Caso Yara Gambirasio - Udienza preliminare per l'imputato BossettiAi primi del Novecento il genio di Magritte aveva escogitato un quadro con raffigurata una pipa e la dicitura “Questa non è una pipa”; idea straordinaria per esprimere come ciò che è impresso sulla tela del pittore non è la realtà fisica. Mai però avrebbe pensato, il pittore francese, che persino un fatto tanto “fisico” come il processo penale, dove un uomo viene accusato di un delitto e, se ritenuto colpevole, subisce la perdita della libertà personale, potesse essere accostato alla sua pipa ed ai “manifesti” dell’arte pop.
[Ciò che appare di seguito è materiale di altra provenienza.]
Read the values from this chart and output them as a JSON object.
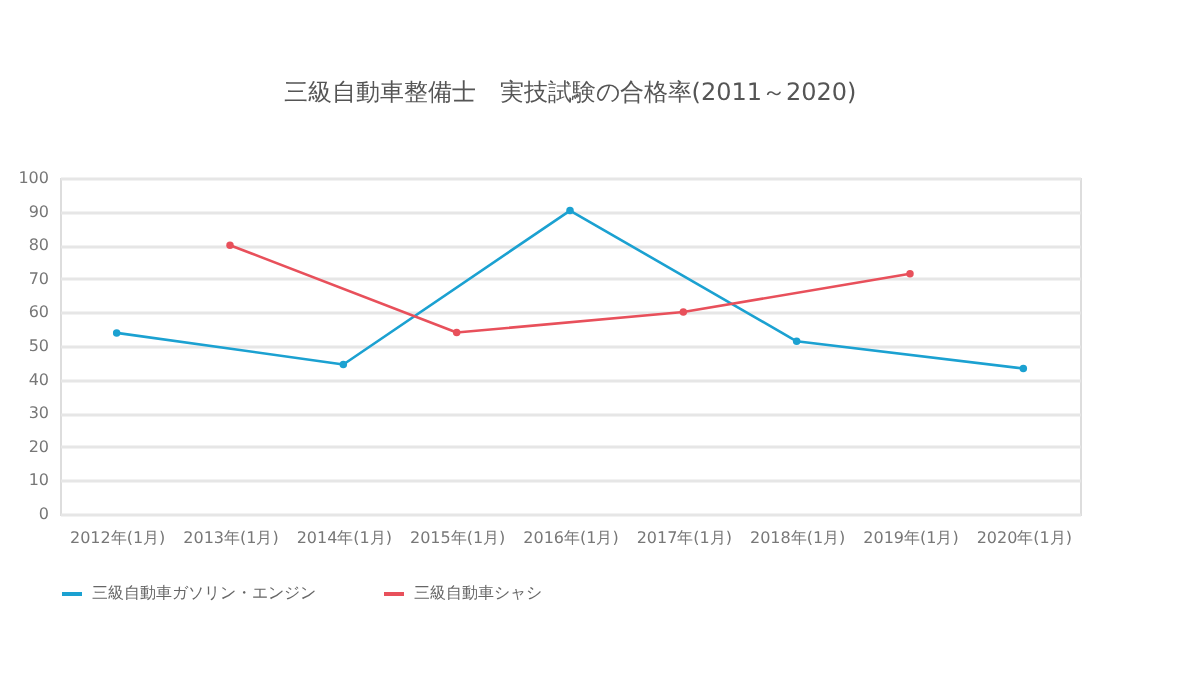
{
  "chart_data": {
    "type": "line",
    "title": "三級自動車整備士　実技試験の合格率(2011～2020)",
    "categories": [
      "2012年(1月)",
      "2013年(1月)",
      "2014年(1月)",
      "2015年(1月)",
      "2016年(1月)",
      "2017年(1月)",
      "2018年(1月)",
      "2019年(1月)",
      "2020年(1月)"
    ],
    "series": [
      {
        "name": "三級自動車ガソリン・エンジン",
        "color": "#1ba1d1",
        "values": [
          53.9,
          null,
          44.5,
          null,
          90.3,
          null,
          51.4,
          null,
          43.3
        ]
      },
      {
        "name": "三級自動車シャシ",
        "color": "#e8505b",
        "values": [
          null,
          80,
          null,
          54,
          null,
          60.1,
          null,
          71.5,
          null
        ]
      }
    ],
    "ylim": [
      0,
      100
    ],
    "yticks": [
      0,
      10,
      20,
      30,
      40,
      50,
      60,
      70,
      80,
      90,
      100
    ],
    "grid": "y",
    "legend": "bottom",
    "marker": "circle",
    "line_style": "solid"
  }
}
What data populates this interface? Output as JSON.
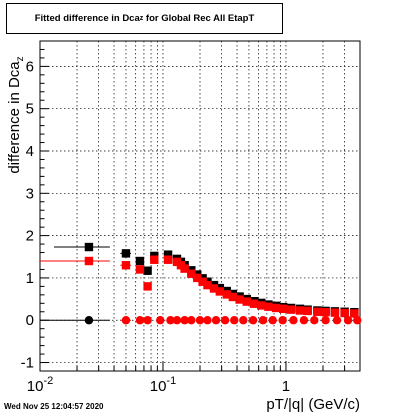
{
  "chart_data": {
    "type": "scatter",
    "title_main": "Fitted difference in Dca",
    "title_sub": "z",
    "title_tail": " for Global Rec All EtapT",
    "xlabel": "pT/|q| (GeV/c)",
    "ylabel_main": "difference in Dca",
    "ylabel_sub": "z",
    "x_scale": "log",
    "xlim": [
      0.01,
      4
    ],
    "ylim": [
      -1.2,
      6.6
    ],
    "grid": true,
    "yticks": [
      "-1",
      "0",
      "1",
      "2",
      "3",
      "4",
      "5",
      "6"
    ],
    "xticks": [
      {
        "value": 0.01,
        "label": "10",
        "exp": "-2"
      },
      {
        "value": 0.1,
        "label": "10",
        "exp": "-1"
      },
      {
        "value": 1,
        "label": "1",
        "exp": ""
      }
    ],
    "series": [
      {
        "color": "#000000",
        "points": [
          {
            "x": 0.025,
            "y": 1.73,
            "xlo": 0.013,
            "xhi": 0.037
          },
          {
            "x": 0.05,
            "y": 1.58,
            "xlo": 0.045,
            "xhi": 0.055
          },
          {
            "x": 0.065,
            "y": 1.4,
            "xlo": 0.061,
            "xhi": 0.069
          },
          {
            "x": 0.075,
            "y": 1.17,
            "xlo": 0.071,
            "xhi": 0.079
          },
          {
            "x": 0.085,
            "y": 1.52,
            "xlo": 0.081,
            "xhi": 0.089
          },
          {
            "x": 0.11,
            "y": 1.55,
            "xlo": 0.105,
            "xhi": 0.115
          },
          {
            "x": 0.13,
            "y": 1.45,
            "xlo": 0.125,
            "xhi": 0.135
          },
          {
            "x": 0.14,
            "y": 1.38,
            "xlo": 0.135,
            "xhi": 0.145
          },
          {
            "x": 0.15,
            "y": 1.3,
            "xlo": 0.145,
            "xhi": 0.155
          },
          {
            "x": 0.17,
            "y": 1.18,
            "xlo": 0.165,
            "xhi": 0.175
          },
          {
            "x": 0.19,
            "y": 1.08,
            "xlo": 0.185,
            "xhi": 0.195
          },
          {
            "x": 0.21,
            "y": 0.99,
            "xlo": 0.205,
            "xhi": 0.215
          },
          {
            "x": 0.23,
            "y": 0.91,
            "xlo": 0.225,
            "xhi": 0.235
          },
          {
            "x": 0.26,
            "y": 0.83,
            "xlo": 0.255,
            "xhi": 0.265
          },
          {
            "x": 0.29,
            "y": 0.76,
            "xlo": 0.285,
            "xhi": 0.295
          },
          {
            "x": 0.33,
            "y": 0.69,
            "xlo": 0.325,
            "xhi": 0.335
          },
          {
            "x": 0.37,
            "y": 0.62,
            "xlo": 0.365,
            "xhi": 0.375
          },
          {
            "x": 0.42,
            "y": 0.56,
            "xlo": 0.415,
            "xhi": 0.425
          },
          {
            "x": 0.48,
            "y": 0.5,
            "xlo": 0.475,
            "xhi": 0.485
          },
          {
            "x": 0.55,
            "y": 0.45,
            "xlo": 0.545,
            "xhi": 0.555
          },
          {
            "x": 0.63,
            "y": 0.41,
            "xlo": 0.625,
            "xhi": 0.635
          },
          {
            "x": 0.72,
            "y": 0.37,
            "xlo": 0.715,
            "xhi": 0.725
          },
          {
            "x": 0.83,
            "y": 0.34,
            "xlo": 0.825,
            "xhi": 0.835
          },
          {
            "x": 0.95,
            "y": 0.31,
            "xlo": 0.945,
            "xhi": 0.955
          },
          {
            "x": 1.1,
            "y": 0.29,
            "xlo": 1.09,
            "xhi": 1.11
          },
          {
            "x": 1.3,
            "y": 0.27,
            "xlo": 1.29,
            "xhi": 1.31
          },
          {
            "x": 1.5,
            "y": 0.25,
            "xlo": 1.49,
            "xhi": 1.51
          },
          {
            "x": 1.8,
            "y": 0.23,
            "xlo": 1.79,
            "xhi": 1.81
          },
          {
            "x": 2.1,
            "y": 0.22,
            "xlo": 2.09,
            "xhi": 2.11
          },
          {
            "x": 2.5,
            "y": 0.21,
            "xlo": 2.49,
            "xhi": 2.51
          },
          {
            "x": 3.0,
            "y": 0.2,
            "xlo": 2.99,
            "xhi": 3.01
          },
          {
            "x": 3.6,
            "y": 0.19,
            "xlo": 3.59,
            "xhi": 3.61
          }
        ]
      },
      {
        "color": "#ff0000",
        "points": [
          {
            "x": 0.025,
            "y": 1.4,
            "xlo": 0.01,
            "xhi": 0.037
          },
          {
            "x": 0.05,
            "y": 1.3,
            "xlo": 0.045,
            "xhi": 0.055
          },
          {
            "x": 0.065,
            "y": 1.2,
            "xlo": 0.061,
            "xhi": 0.069
          },
          {
            "x": 0.075,
            "y": 0.8,
            "xlo": 0.071,
            "xhi": 0.079
          },
          {
            "x": 0.085,
            "y": 1.43,
            "xlo": 0.081,
            "xhi": 0.089
          },
          {
            "x": 0.11,
            "y": 1.43,
            "xlo": 0.105,
            "xhi": 0.115
          },
          {
            "x": 0.13,
            "y": 1.38,
            "xlo": 0.125,
            "xhi": 0.135
          },
          {
            "x": 0.14,
            "y": 1.3,
            "xlo": 0.135,
            "xhi": 0.145
          },
          {
            "x": 0.15,
            "y": 1.22,
            "xlo": 0.145,
            "xhi": 0.155
          },
          {
            "x": 0.17,
            "y": 1.1,
            "xlo": 0.165,
            "xhi": 0.175
          },
          {
            "x": 0.19,
            "y": 1.0,
            "xlo": 0.185,
            "xhi": 0.195
          },
          {
            "x": 0.21,
            "y": 0.91,
            "xlo": 0.205,
            "xhi": 0.215
          },
          {
            "x": 0.23,
            "y": 0.83,
            "xlo": 0.225,
            "xhi": 0.235
          },
          {
            "x": 0.26,
            "y": 0.75,
            "xlo": 0.255,
            "xhi": 0.265
          },
          {
            "x": 0.29,
            "y": 0.68,
            "xlo": 0.285,
            "xhi": 0.295
          },
          {
            "x": 0.33,
            "y": 0.61,
            "xlo": 0.325,
            "xhi": 0.335
          },
          {
            "x": 0.37,
            "y": 0.55,
            "xlo": 0.365,
            "xhi": 0.375
          },
          {
            "x": 0.42,
            "y": 0.49,
            "xlo": 0.415,
            "xhi": 0.425
          },
          {
            "x": 0.48,
            "y": 0.44,
            "xlo": 0.475,
            "xhi": 0.485
          },
          {
            "x": 0.55,
            "y": 0.39,
            "xlo": 0.545,
            "xhi": 0.555
          },
          {
            "x": 0.63,
            "y": 0.35,
            "xlo": 0.625,
            "xhi": 0.635
          },
          {
            "x": 0.72,
            "y": 0.32,
            "xlo": 0.715,
            "xhi": 0.725
          },
          {
            "x": 0.83,
            "y": 0.29,
            "xlo": 0.825,
            "xhi": 0.835
          },
          {
            "x": 0.95,
            "y": 0.27,
            "xlo": 0.945,
            "xhi": 0.955
          },
          {
            "x": 1.1,
            "y": 0.25,
            "xlo": 1.09,
            "xhi": 1.11
          },
          {
            "x": 1.3,
            "y": 0.23,
            "xlo": 1.29,
            "xhi": 1.31
          },
          {
            "x": 1.5,
            "y": 0.22,
            "xlo": 1.49,
            "xhi": 1.51
          },
          {
            "x": 1.8,
            "y": 0.2,
            "xlo": 1.79,
            "xhi": 1.81
          },
          {
            "x": 2.1,
            "y": 0.19,
            "xlo": 2.09,
            "xhi": 2.11
          },
          {
            "x": 2.5,
            "y": 0.18,
            "xlo": 2.49,
            "xhi": 2.51
          },
          {
            "x": 3.0,
            "y": 0.17,
            "xlo": 2.99,
            "xhi": 3.01
          },
          {
            "x": 3.6,
            "y": 0.16,
            "xlo": 3.59,
            "xhi": 3.61
          }
        ]
      },
      {
        "color": "#000000",
        "marker": "circle",
        "points": [
          {
            "x": 0.025,
            "y": 0.0,
            "xlo": 0.01,
            "xhi": 0.037
          }
        ]
      },
      {
        "color": "#ff0000",
        "marker": "circle",
        "points": [
          {
            "x": 0.05,
            "y": 0.0,
            "xlo": 0.045,
            "xhi": 0.055
          },
          {
            "x": 0.065,
            "y": 0.0,
            "xlo": 0.061,
            "xhi": 0.069
          },
          {
            "x": 0.075,
            "y": 0.0,
            "xlo": 0.071,
            "xhi": 0.079
          },
          {
            "x": 0.095,
            "y": 0.0,
            "xlo": 0.091,
            "xhi": 0.099
          },
          {
            "x": 0.115,
            "y": 0.0,
            "xlo": 0.11,
            "xhi": 0.12
          },
          {
            "x": 0.13,
            "y": 0.0,
            "xlo": 0.125,
            "xhi": 0.135
          },
          {
            "x": 0.15,
            "y": 0.0,
            "xlo": 0.145,
            "xhi": 0.155
          },
          {
            "x": 0.17,
            "y": 0.0,
            "xlo": 0.165,
            "xhi": 0.175
          },
          {
            "x": 0.2,
            "y": 0.0,
            "xlo": 0.195,
            "xhi": 0.205
          },
          {
            "x": 0.23,
            "y": 0.0,
            "xlo": 0.225,
            "xhi": 0.235
          },
          {
            "x": 0.27,
            "y": 0.0,
            "xlo": 0.265,
            "xhi": 0.275
          },
          {
            "x": 0.32,
            "y": 0.0,
            "xlo": 0.315,
            "xhi": 0.325
          },
          {
            "x": 0.38,
            "y": 0.0,
            "xlo": 0.375,
            "xhi": 0.385
          },
          {
            "x": 0.45,
            "y": 0.0,
            "xlo": 0.445,
            "xhi": 0.455
          },
          {
            "x": 0.54,
            "y": 0.0,
            "xlo": 0.535,
            "xhi": 0.545
          },
          {
            "x": 0.65,
            "y": 0.0,
            "xlo": 0.645,
            "xhi": 0.655
          },
          {
            "x": 0.78,
            "y": 0.0,
            "xlo": 0.775,
            "xhi": 0.785
          },
          {
            "x": 0.94,
            "y": 0.0,
            "xlo": 0.935,
            "xhi": 0.945
          },
          {
            "x": 1.15,
            "y": 0.0,
            "xlo": 1.14,
            "xhi": 1.16
          },
          {
            "x": 1.4,
            "y": 0.0,
            "xlo": 1.39,
            "xhi": 1.41
          },
          {
            "x": 1.7,
            "y": 0.0,
            "xlo": 1.69,
            "xhi": 1.71
          },
          {
            "x": 2.1,
            "y": 0.0,
            "xlo": 2.09,
            "xhi": 2.11
          },
          {
            "x": 2.6,
            "y": 0.0,
            "xlo": 2.59,
            "xhi": 2.61
          },
          {
            "x": 3.2,
            "y": 0.0,
            "xlo": 3.19,
            "xhi": 3.21
          },
          {
            "x": 3.8,
            "y": 0.0,
            "xlo": 3.79,
            "xhi": 3.81
          }
        ]
      }
    ]
  },
  "footer": {
    "timestamp": "Wed Nov 25 12:04:57 2020"
  }
}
Sulla rivista Crimen, qualche mese fa, ho lanciato l’idea filosofica che il processo penale mediatico sia, oggi, un prodotto pop, sul modello estetico dei quadri di Warhol. Riprendendo la pipa di Magritte e sostituendola con un’immagine di un processo e modificandone la didascalia da “questa non è una pipa” a “questo non è un processo, è pop justice” ho pensato di rappresentare la realtà odierna, dove la fiction processuale prevale sul processo vero (fino a pochi anni fa il processo mediatico serviva invece per sostenere quello reale). Sembrava un azzardo intellettuale, ma la cronaca giudiziaria di questi giorni supera l’immaginabile ed il prevedibile. Dall’aula in cui si sta celebrando il processo contro Massimo Bossetti per l’omicidio di Yara Gambirasio, trapela un dato che ha dell’incredibile: il video del furgone bianco (quello riconducibile all’imputato) e che per mesi tutti hanno visto in televisione mentre transitava nei pressi della scuola di danza, poco prima che la giovane venisse rapita dal suo omicida, non è tra gli atti del processo. Una svista? Parrebbe di no; sembrerebbe, dopo la testimonianza del responsabile dei Ris, che quel video fosse stato “concordato” (per ragioni mediatiche).

Una sorta di spot dell’omicidio, da trasmettere in televisione. L’idea culturale della pop justice era quella secondo cui, oggi, il “processo a puntate” sui media fosse ormai il vero processo, togliendo valore a quello reale, da celebrarsi nell’aula di giustizia. Così come accade per la rappresentazione della pipa di Magritte o per la Marylin Monroe di Warhol. Mai sarebbe stato immaginabile che la pop justice raggiungesse vette così estreme, tramutandosi secondo il paradigma pop, in uno spot mediatico contro l’imputato. Neppure sulla base di elementi d’indagine “proiettati” sullo schermo come la puntata di una fiction, ma di dati non esistenti. Non c’è più la giustizia mediatica per supportare il processo; non c’è più la giustizia mediatica che sostituisce il libro giallo per rimpiazzare il vero processo (lungo e complicato da capire); c’è la giustizia mediatica spot. Almeno l’arte pop e la pop justice nella sua versione ingenua si fondavano su elementi esistenti, poi rivisitati in copia medatica da far godere alla massa; oggi la pop justice ha riscritto i canoni dell’estetica pop per ridisegnarli secondo la provocazione di una nota canzone degli U2 che, proprio a proposito del linguaggio mediatico, lo definisce “even better than the real thing” (persino meglio del reale). La pop justice da ipotesi azzardata si è trasformata ufficialmente in un dato della realtà culturale del nostro tempo.